Lewin (as quoted by Mackinlay, ibid.) has shown that the Nativity must have been in hot weather, which ends in Palestine during October. Sheep are folded securely in winter at night for protection, as they will feed during the day at that season of the year; but in the summer and early autumn, sheep will not eat during the heat of the day, so they have to be left to graze in the open at night guarded by shepherds (Luke 2:8). Thus the Rev. Thomas Maddock, whom we met in our Introduction, was right insofar as he described as “really too much to believe” the assertion that the shepherds were sitting “on the cold, frozen ground – in mid-winter - watching their sheep”. But he was quite wrong in attributing this ridiculous image to St. Luke, and in casting aspersion on the reliability of St. Luke’s narrative of the Nativity of Our Lord.



If the Magi arrived in May (Mackinlay’s BC 9), the Nativity could not have been later than the middle of April, because the Purification – which was forty days after birth – (Leviticus 12:2-4; Luke 2:22) – came before the visit of the Magi, as the Holy Family fled to Egypt immediately after the wise men had seen them (Matthew 2:13, 14).



Spring weather in the uplands of Judaea is somewhat uncertain, but it is not hot before May, for Dr. Jessup of Beirut states (as quoted by Mackinlay, p. 160) that his son was snowed up for two days in Bethel on the 10th of April, in 1886. Hence the Nativity could not have occurred in the year BC 9, but if the Magi paid their visit in May of that year, the Nativity must have been sometime in the hot weather of the previous year, BC 10 (Mackinlay’s estimate), when the morning star was shining, i.e. between August and October.



Supposing then the Nativity to have been in October, BC 10, we have an interval of seven months between the Nativity and the Magi’s visit.

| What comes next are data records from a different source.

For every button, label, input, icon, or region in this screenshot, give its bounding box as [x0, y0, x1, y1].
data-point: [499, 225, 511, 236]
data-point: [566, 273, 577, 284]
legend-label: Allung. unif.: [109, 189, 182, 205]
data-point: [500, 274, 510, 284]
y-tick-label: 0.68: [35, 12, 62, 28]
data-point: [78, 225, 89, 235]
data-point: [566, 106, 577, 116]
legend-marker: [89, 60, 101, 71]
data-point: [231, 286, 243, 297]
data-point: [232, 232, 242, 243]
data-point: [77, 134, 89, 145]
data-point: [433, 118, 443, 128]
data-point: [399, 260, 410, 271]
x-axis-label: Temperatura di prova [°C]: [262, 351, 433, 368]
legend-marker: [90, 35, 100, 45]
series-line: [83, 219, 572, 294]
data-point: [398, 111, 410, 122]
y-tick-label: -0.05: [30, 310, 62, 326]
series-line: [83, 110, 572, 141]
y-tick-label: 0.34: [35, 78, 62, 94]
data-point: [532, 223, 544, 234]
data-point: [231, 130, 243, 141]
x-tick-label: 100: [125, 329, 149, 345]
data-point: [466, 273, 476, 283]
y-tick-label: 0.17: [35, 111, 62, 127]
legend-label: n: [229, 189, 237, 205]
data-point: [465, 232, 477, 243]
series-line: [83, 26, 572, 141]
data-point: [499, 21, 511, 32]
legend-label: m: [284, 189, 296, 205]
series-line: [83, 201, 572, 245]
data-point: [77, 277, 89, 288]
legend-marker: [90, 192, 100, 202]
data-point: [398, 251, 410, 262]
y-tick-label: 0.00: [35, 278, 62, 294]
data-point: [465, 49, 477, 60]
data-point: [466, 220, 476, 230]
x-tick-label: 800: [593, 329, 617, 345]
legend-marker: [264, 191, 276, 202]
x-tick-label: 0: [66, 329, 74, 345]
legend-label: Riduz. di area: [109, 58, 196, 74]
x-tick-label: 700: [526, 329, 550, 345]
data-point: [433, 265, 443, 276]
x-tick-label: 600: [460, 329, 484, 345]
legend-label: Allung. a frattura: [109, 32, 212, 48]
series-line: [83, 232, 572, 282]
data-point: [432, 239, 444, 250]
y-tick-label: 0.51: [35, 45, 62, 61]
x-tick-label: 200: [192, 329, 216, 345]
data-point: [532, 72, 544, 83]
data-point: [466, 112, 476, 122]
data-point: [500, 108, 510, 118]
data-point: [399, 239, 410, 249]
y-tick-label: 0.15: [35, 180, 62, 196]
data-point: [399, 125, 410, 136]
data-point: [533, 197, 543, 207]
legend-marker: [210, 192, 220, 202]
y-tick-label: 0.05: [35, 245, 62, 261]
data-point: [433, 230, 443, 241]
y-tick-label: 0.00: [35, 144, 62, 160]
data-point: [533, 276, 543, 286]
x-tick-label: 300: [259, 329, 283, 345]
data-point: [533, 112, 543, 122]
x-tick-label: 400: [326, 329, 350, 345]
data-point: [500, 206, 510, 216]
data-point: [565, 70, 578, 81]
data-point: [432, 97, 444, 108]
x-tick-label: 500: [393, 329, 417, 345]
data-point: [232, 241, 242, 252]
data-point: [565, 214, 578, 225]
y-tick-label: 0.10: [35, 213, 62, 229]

This long period is most unlikely, according to Mackinlay (pp. 160-161), “as the wise men would doubtless come as soon as they could, and they would not have allowed the cold months suitable for travel to slip away”. Also if the Nativity were in BC 10, the heralding given by the morning star could not have been much more than two months, “which is not so stately or so suitable as the seven months possible, if the Nativity were in BC 8” (p. 161).



Hence Mackinlay concludes that this line of investigation indicates the autumn of BC 8 for the Nativity, for we have seen that it took place in hot weather; the Magi most probably made their journey in cool weather, and it is not unlikely that the Nativity and the arrival of the Magi were more than a very few months apart.